Mallocing an Array in C

Question

I have the following piece of code which I would expect to fail but seems to be working correctly. I'm confused by why this is not causing some sort of segmentation fault.

#include <stdio.h>
#include <stdlib.h>

struct entry {
    int foo;
};

struct table {
    int size;
    struct entry* entries;
};

typedef struct table *Table;
typedef struct entry Entry;

int main() {
    Table table = malloc(sizeof(struct table));
    table->entries = malloc(sizeof(struct entry) * 1);
    (table->entries)[5].foo = 5;
    for (int i = 0; i < 10; i++) {
        printf("Entry #%d: %d\n",i,(table->entries)[i].foo);
    }
}

I would have expected that since I only malloced enough space for one entry in table->entries, accessing any index other than 0 would be out of bounds. But when I run this program it prints out 5 for as the foo value of the entry at index 5, and the rest as 0, which is the correct behavior. Why is this not failing?

Answer 1

#include <stdio.h>
#include <stdlib.h>

struct entry {
    int foo;
};

struct table {
    int size;
    struct entry* entries;
};

typedef struct table *Table;
typedef struct entry Entry;

int main() {
    Table table =(table)malloc(sizeof(struct table));
    table->entries =(entry*)malloc(sizeof(struct entry) * 10);
    (table->entries)[5].foo = 5;
    for (int i = 0; i < 10; i++) {
        printf("Entry #%d: %d\n",i,(table->entries)[i].foo);
    }
}

First, you need to convert the (void*) type into the pointer type you want when using malloc. Second, you only allocate entries pointers, which means, when you use (table->entries)[5].foo, you might access memory illegal, so it's a dangerous behavior. Finally, you need to initialize foo before you print it. You need to obey the rules, do not write codes like that.

Answer 2

You are accessing out of bounds, but that merely invokes 'undefined behaviour'. Anything may happen when you invoke 'undefined behaviour'. One possibility is that the program crashes; another is that the program does not crash and appears to be OK. Either is possible; it is even possible for it sometimes to crash and sometimes not crash.
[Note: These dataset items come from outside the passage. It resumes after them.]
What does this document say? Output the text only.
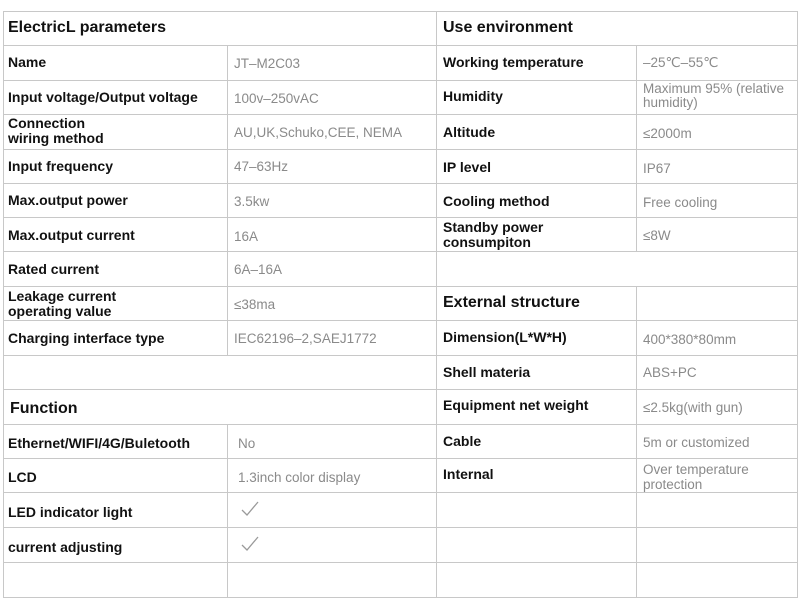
ElectricL parameters
Function
Use environment
External structure
Name	JT–M2C03
Input voltage/Output voltage	100v–250vAC
Connection wiring method	AU,UK,Schuko,CEE, NEMA
Input frequency	47–63Hz
Max.output power	3.5kw
Max.output current	16A
Rated current	6A–16A
Leakage current operating value	≤38ma
Charging interface type	IEC62196–2,SAEJ1772
Ethernet/WIFI/4G/Buletooth	No
LCD	1.3inch color display
LED indicator light
current adjusting
Working temperature	–25℃–55℃
Humidity	Maximum 95% (relative humidity)
Altitude	≤2000m
IP level	IP67
Cooling method	Free cooling
Standby power consumpiton	≤8W
Dimension(L*W*H)	400*380*80mm
Shell materia	ABS+PC
Equipment net weight	≤2.5kg(with gun)
Cable	5m or customized
Internal	Over temperature protection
If you tried more memory allocation, or tried freeing memory, you'd be more likely to see that things have gone wrong. However, even that's not guaranteed; you may have missed all the sensitive information (the bytes that are used by malloc() et al to determine which memory is allocated and which is not).

You can write:

table->entries[i].foo

You don't need the parentheses around (table->entries)[i].foo, though they're harmless except that they suggest a neophyte was coding.

Answer 3

This is undefined behavior that you are accessing memory location which is not 'yours'. You have writern some thing in memory which is not allocated by you, corrupting that memory location.

Answer 4

Its not failing because despite you are writing to unallocated memory, this memory is perfectly inside the legal HEAP space. But sinse you didn't declare to the memory manager that you are using that memory space, a future malloc() may try to alloc to the same area, and you will get overlapping buffers and undefined behaviour.

Answer 5

Someone else will say it better, but Undefined Behavior is undefined.

It's not defined. It might work. It might not.

It all depends what is in those memory locations.

You wrote one bad location. You read some others. You happened to not hit anything too important.

You wrote one word well past your malloc'ed area. Perhaps if you did more computations that would cause trouble because you wrote into malloc's data structures. Maybe not.